При воспоминании о словах председателя распределительной комиссии Генка насупился ещё больше, и на его щеках появились красные пятна.

— Так и сказал? — во всеобщей нависшей тишине тоненький девичий голосок был похож на слабый писк комара.

— Так и сказал! — качнув белёсым чубом, сердито откликнулся Генка. — Я стою, не знаю, куда глаза спрятать, а он уставился на меня, того и гляди, слопает. Чуть со стыда сквозь землю не провалился, — глядя себе под ноги, с досадой буркнул он.

— Если бы ты почаще книгу в руки брал, не пришлось бы со стыда сгорать! — не удержалась от замечания Самсонова, но, испуганные тем, что Геннадий, обидевшись на её замечание, может уйти прочь, не рассказав самого главного, девчонки зашикали на неё со всех сторон.

— Ген, а что было потом?

— Я постарался как-то оправдаться, но, по-моему, вышло не очень убедительно, — честно сознался Карамышев. — Не успел я договорить, как старичок у окна и какая-то женщина рядом с ним зашептались, а потом, что-то пометив в бумагах, передали их в центр стола. Дальше всё пошло быстро. Игорь Кузьмич сверился с ведомостью, кивнул въедливому старичку, и тот заявил: поскольку, говорит, молодой человек, учителя английского нужны не только в городах, но и в других уголках нашей необъятной Родины, придётся вам потрудиться в Казахстане. Вот, говорит, у нас имеется запрос из села Азыр, находящегося в двадцати шести километрах от районного центра Аркалык. Место, конечно, не бойкое, но и там люди живут. Хотел я возмутиться, да кто меня с такими оценками слушать станет?! — неожиданно вспыхнул он. — Я ещё понимаю, был бы красный диплом, а тут — эх! — С досадой махнув рукой, Генка протиснулся сквозь толпу притихших девчонок и, перепрыгивая через две ступени, побежал на улицу.

— Лихо Гешу прижали!

Потерев переносицу, Николай хотел броситься вслед другу, но из общей толпы вынырнула Самсонова и ухватила его за рукав.

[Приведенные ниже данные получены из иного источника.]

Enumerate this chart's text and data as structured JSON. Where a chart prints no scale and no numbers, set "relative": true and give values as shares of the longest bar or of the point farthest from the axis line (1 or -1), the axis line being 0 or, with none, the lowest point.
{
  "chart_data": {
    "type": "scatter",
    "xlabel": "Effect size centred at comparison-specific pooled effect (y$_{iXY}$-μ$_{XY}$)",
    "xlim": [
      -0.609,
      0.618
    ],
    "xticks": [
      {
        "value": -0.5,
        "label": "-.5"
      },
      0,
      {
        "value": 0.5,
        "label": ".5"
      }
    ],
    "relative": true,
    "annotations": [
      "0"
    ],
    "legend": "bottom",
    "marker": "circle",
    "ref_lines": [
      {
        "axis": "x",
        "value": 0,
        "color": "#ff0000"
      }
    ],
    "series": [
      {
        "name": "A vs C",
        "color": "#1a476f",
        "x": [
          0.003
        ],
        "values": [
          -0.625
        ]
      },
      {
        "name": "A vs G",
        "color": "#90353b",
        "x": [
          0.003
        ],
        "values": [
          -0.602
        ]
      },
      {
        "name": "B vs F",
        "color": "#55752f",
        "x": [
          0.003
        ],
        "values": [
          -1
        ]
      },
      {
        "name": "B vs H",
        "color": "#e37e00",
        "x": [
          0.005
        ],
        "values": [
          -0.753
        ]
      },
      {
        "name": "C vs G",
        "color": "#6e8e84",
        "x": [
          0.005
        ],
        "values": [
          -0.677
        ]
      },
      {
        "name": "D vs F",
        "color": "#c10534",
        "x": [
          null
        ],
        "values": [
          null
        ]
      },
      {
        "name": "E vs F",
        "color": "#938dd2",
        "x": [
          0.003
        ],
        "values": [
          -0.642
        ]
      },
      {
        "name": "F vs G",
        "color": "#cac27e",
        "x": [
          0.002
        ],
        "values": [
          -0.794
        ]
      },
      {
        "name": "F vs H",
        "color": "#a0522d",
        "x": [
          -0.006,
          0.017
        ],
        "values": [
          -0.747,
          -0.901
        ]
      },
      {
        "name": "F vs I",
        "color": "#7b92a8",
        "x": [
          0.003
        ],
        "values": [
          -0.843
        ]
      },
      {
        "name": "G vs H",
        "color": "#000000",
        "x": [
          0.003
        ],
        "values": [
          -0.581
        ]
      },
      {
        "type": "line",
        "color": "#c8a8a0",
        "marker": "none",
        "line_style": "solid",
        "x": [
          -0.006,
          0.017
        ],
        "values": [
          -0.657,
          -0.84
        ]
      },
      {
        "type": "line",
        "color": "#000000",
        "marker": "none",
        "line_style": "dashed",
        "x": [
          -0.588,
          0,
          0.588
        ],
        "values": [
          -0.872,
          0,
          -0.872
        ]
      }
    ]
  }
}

— И далеко ты отправился? А если сейчас позовут тебя, ты об этом подумал?

— Ты чего, не слышала? — рванувшись, Николай посмотрел вслед исчезнувшему другу. — Генку отправляют в какой-то Мухосранск.

— Ну и что из этого? — смерив Николая уничижительным взглядом, привычным жестом Самсонова убрала кудри за уши.

— У него же в Москве жена, они об этом подумали? — бросив негодующий взгляд на аудиторию, где творилась такая несправедливость, Николай сурово сверкнул глазами. — Нужно пойти и сказать им об этом. Ты же староста, вот и ступай!

Взяв Юлю за плечо, он развернул её лицом к учебному кабинету, но она, упираясь руками и ногами, отрицательно замотала головой.

— Не пихайся, Ласточкин, я всё равно не пойду просить за твоего приятеля.

— Это ещё почему? — Еле сдерживаясь, Николай сжал свои огромные ладони в кулаки.

— Кто-то же должен поехать по запросу в Казахстан, — поправляя брошь на груди, с достоинством изрекла та.

— Почему этим кем-то должен быть обязательно Генка?!

— А почему бы и не он? — приподняв брови, Самсонова вскинула вверх острый подбородок. — Если Карамышев не заслужил распределения лучше, пусть едет в свой аул. Вот я училась днями и ночами, уж, наверное, меня в такую дыру не зашлют. Вы с Генкой гуляли, а на сессиях всеми правдами и неправдами вымаливали себе трояки, так что же вы теперь хотите?

— Если бы мы были уж так плохи, зачем бы нас нужно было держать? — во весь голос возмутился Николай. — Тебя послушать — так нас нужно было гнать отсюда с первого триместра поганой метлой!

— По совести, нужно было бы! — звонко отчеканила Самсонова.

— Тогда чего ж нас держали?!

— Да потому что в группе на двадцать пять девочек было всего три парня, вы с Генкой да Кряжин, — в лоб выпалила она. — В пединститут нормальных ребят на аркане не затащишь, сюда идут только такие, как вы: или инвалиды, или женатые!

— Да что б тебя, дуру, на Колыму упрятали! — Поняв, что помощи от Самсоновой не дождёшься, Николай повернулся к ней спиной и, не желая продолжать бесполезные дебаты, отошёл в сторону.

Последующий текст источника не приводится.